If, indeed, the officers concerned were corrupt, does not their redeployment amount to promoting creeping maggots from where they have caused untold damage to new areas where they might proceed with causing the rot there?

If the ministry concerned has concrete evidence of wrongdoing against the officers in point why then the hesitation in sending the alleged offenders away in handcuffs to await trial for the misdeeds with which they are charged by their employer?

One would surely believe that redeployment and forced leave were concrete evidence with which the employer would proceed with prosecution; otherwise other offenders will stay put as long as they are certain no one will uncover their corruption.

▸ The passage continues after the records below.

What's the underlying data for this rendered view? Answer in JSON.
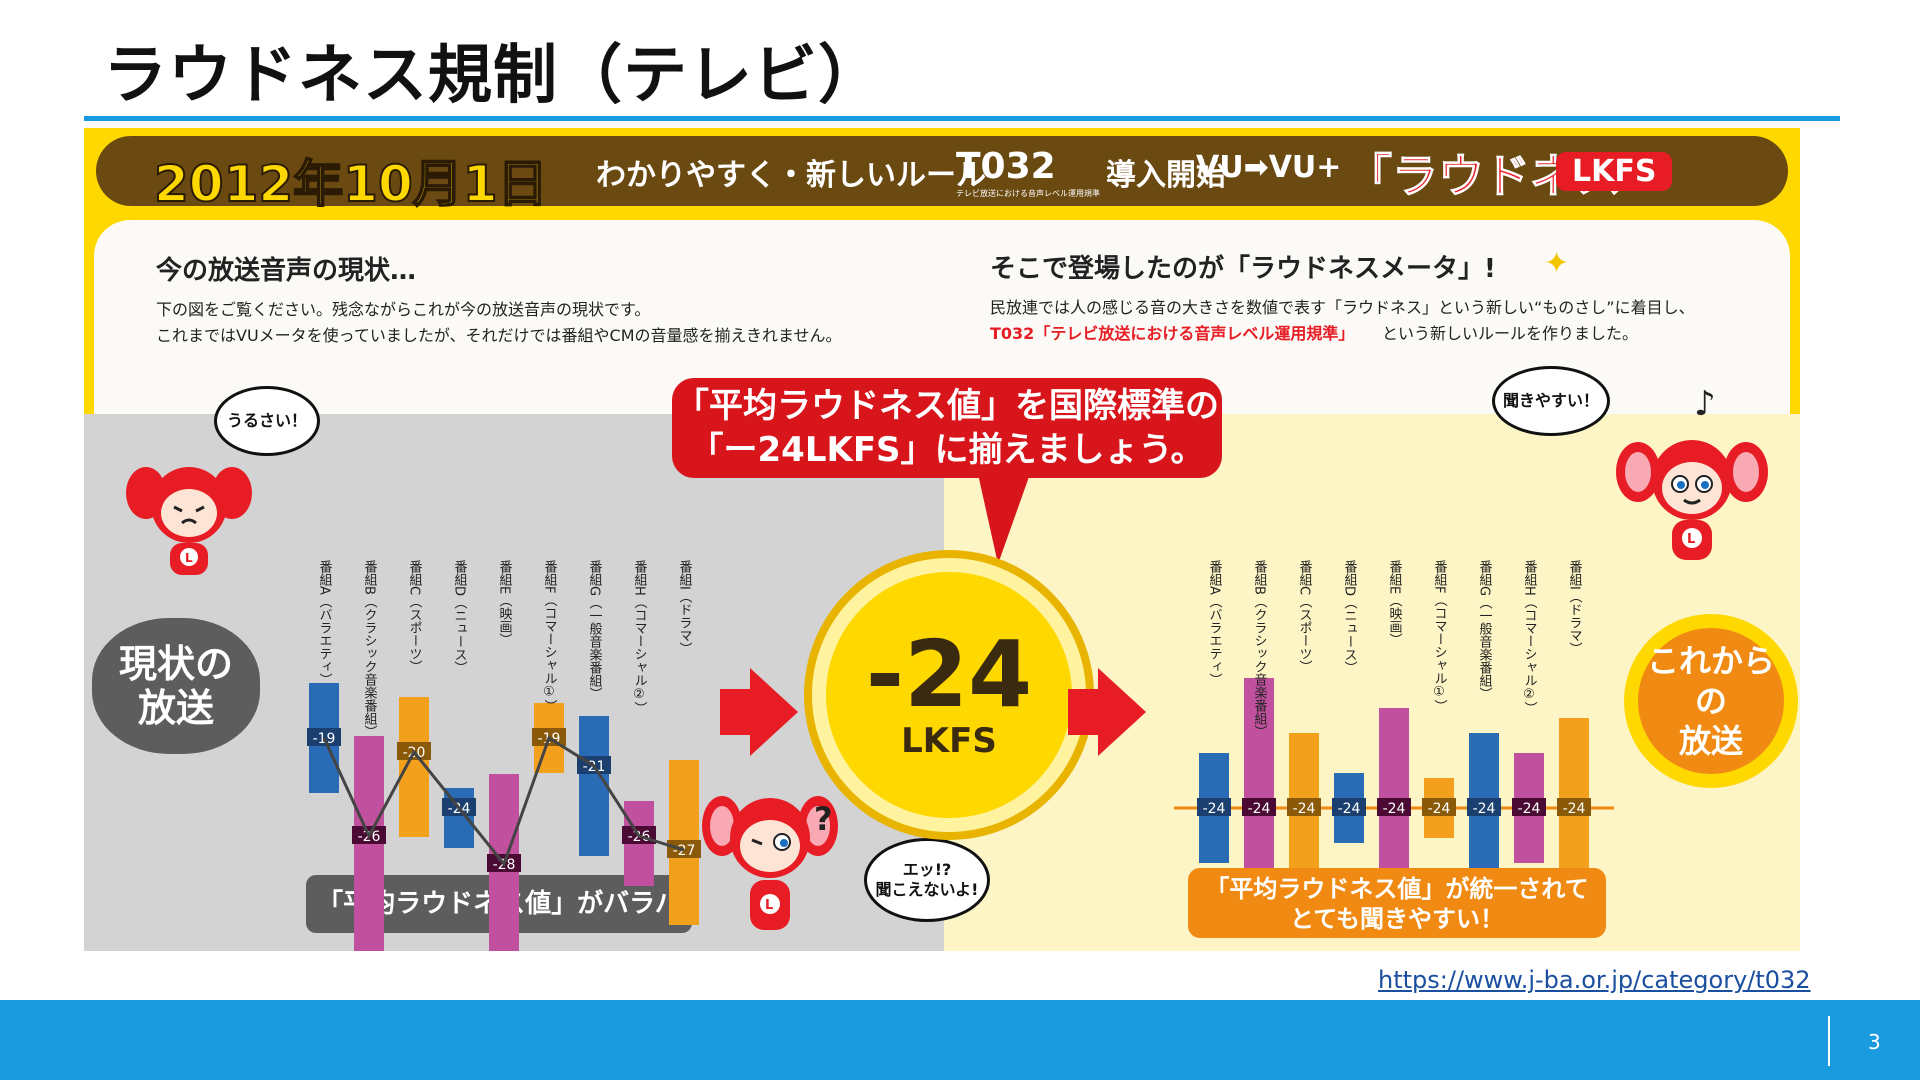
{
  "slide": {
    "title": "ラウドネス規制（テレビ）",
    "url": "https://www.j-ba.or.jp/category/t032",
    "page_number": "3"
  },
  "banner": {
    "date": "2012年10月1日",
    "rule": "わかりやすく・新しいルール",
    "code": "T032",
    "code_sub": "テレビ放送における音声レベル運用規準",
    "start": "導入開始",
    "vu": "VU➡VU+",
    "bracket": "「ラウドネス",
    "lkfs": "LKFS",
    "bracket_close": "」"
  },
  "left_section": {
    "heading": "今の放送音声の現状…",
    "line1": "下の図をご覧ください。残念ながらこれが今の放送音声の現状です。",
    "line2": "これまではVUメータを使っていましたが、それだけでは番組やCMの音量感を揃えきれません。",
    "cloud": "現状の\n放送",
    "bubble_top": "うるさい！",
    "bubble_bottom": "エッ!?\n聞こえないよ!",
    "pill": "「平均ラウドネス値」がバラバラ"
  },
  "right_section": {
    "heading": "そこで登場したのが「ラウドネスメータ」!",
    "line1": "民放連では人の感じる音の大きさを数値で表す「ラウドネス」という新しい“ものさし”に着目し、",
    "line2_red": "T032「テレビ放送における音声レベル運用規準」",
    "line2_rest": "という新しいルールを作りました。",
    "sun": "これからの\n放送",
    "bubble": "聞きやすい！",
    "pill": "「平均ラウドネス値」が統一されて\nとても聞きやすい！"
  },
  "center": {
    "callout_line1": "「平均ラウドネス値」を国際標準の",
    "callout_line2": "「ー24LKFS」に揃えましょう。",
    "value": "-24",
    "unit": "LKFS"
  },
  "colors": {
    "blue": "#2a6bb5",
    "magenta": "#c1519e",
    "orange": "#f3a11c",
    "red": "#e81c24",
    "yellow": "#ffd800",
    "accent": "#1a9be0"
  },
  "chart_data": [
    {
      "type": "bar",
      "title": "",
      "categories": [
        "番組A(バラエティ)",
        "番組B(クラシック音楽番組)",
        "番組C(スポーツ)",
        "番組D(ニュース)",
        "番組E(映画)",
        "番組F(コマーシャル①)",
        "番組G(一般音楽番組)",
        "番組H(コマーシャル②)",
        "番組I(ドラマ)"
      ],
      "values": [
        -19,
        -26,
        -20,
        -24,
        -28,
        -19,
        -21,
        -26,
        -27
      ],
      "value_labels": [
        "-19",
        "-26",
        "-20",
        "-24",
        "-28",
        "-19",
        "-21",
        "-26",
        "-27"
      ],
      "bar_colors": [
        "blue",
        "magenta",
        "orange",
        "blue",
        "magenta",
        "orange",
        "blue",
        "magenta",
        "orange"
      ]
    },
    {
      "type": "bar",
      "title": "",
      "categories": [
        "番組A(バラエティ)",
        "番組B(クラシック音楽番組)",
        "番組C(スポーツ)",
        "番組D(ニュース)",
        "番組E(映画)",
        "番組F(コマーシャル①)",
        "番組G(一般音楽番組)",
        "番組H(コマーシャル②)",
        "番組I(ドラマ)"
      ],
      "values": [
        -24,
        -24,
        -24,
        -24,
        -24,
        -24,
        -24,
        -24,
        -24
      ],
      "value_labels": [
        "-24",
        "-24",
        "-24",
        "-24",
        "-24",
        "-24",
        "-24",
        "-24",
        "-24"
      ],
      "bar_colors": [
        "blue",
        "magenta",
        "orange",
        "blue",
        "magenta",
        "orange",
        "blue",
        "magenta",
        "orange"
      ]
    }
  ],
  "bar_labels": [
    "番組A（バラエティ）",
    "番組B（クラシック音楽番組）",
    "番組C（スポーツ）",
    "番組D（ニュース）",
    "番組E（映画）",
    "番組F（コマーシャル①）",
    "番組G（一般音楽番組）",
    "番組H（コマーシャル②）",
    "番組I（ドラマ）"
  ]
}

Surely, anyone tampering with land reform in whatever way is unwittingly or deliberately undermining the revolution that brought this country a new political dispensation through the re-christening of Rhodesia as Zimbabwe to mark the end of a protracted, armed liberation struggle.
Now there will be ugly repercussions going beyond our borders from any unorthodox manner in which land reform is handled – and the corruption involved in the subdivisions of farms will certainly have a telling effect on countries that look to Zimbabwe for direction in implementing such reforms in their own countries.

This is because while the land reform programme is touted by Zimbabweans and other nations as the best way to proceed with equalising land rights, some minority races in neighbouring countries who happen to sit on massive tracts of land while the black majority there crowd on small pieces of land will use any sign of corruption in this country to strengthen their opposition to any land reform plans in their country.

So Zimbabwe will essentially influence positive or negative reaction to people in southern Africa who have land reform programmes on their drawing boards, waiting to action them.

Here at home, the people out there on the land should police the land reform programme to stop any acts of its subversion by anyone from any social structure because it is they, after all, who stand to benefit from the exercise to spread land out to those who have little of it.

The policing exercise suggests that the people who are given land or have possessed it since the reform programme started in the year 2000 and are using it for speculative purposes or merely to drum their chests for possessing the land they cannot fully utilise are reported to the authorities.

The reason for this is very simple: land reform was and is still meant to reverse the bromide whereby fewer people possess obscenely huge farms some of which remained fallow while the majority over-tilled small pieces of land to eke out their existence.

In retrospect, unearthing of the scandal involving the subdivisions of farms should serve as a clarion call for the government to weigh in with a massive broom to clean up the mess and send the offenders to do  unpaid labour in our prisons as also some kind of contrition for taking this nation for a ride through their wrong deeds.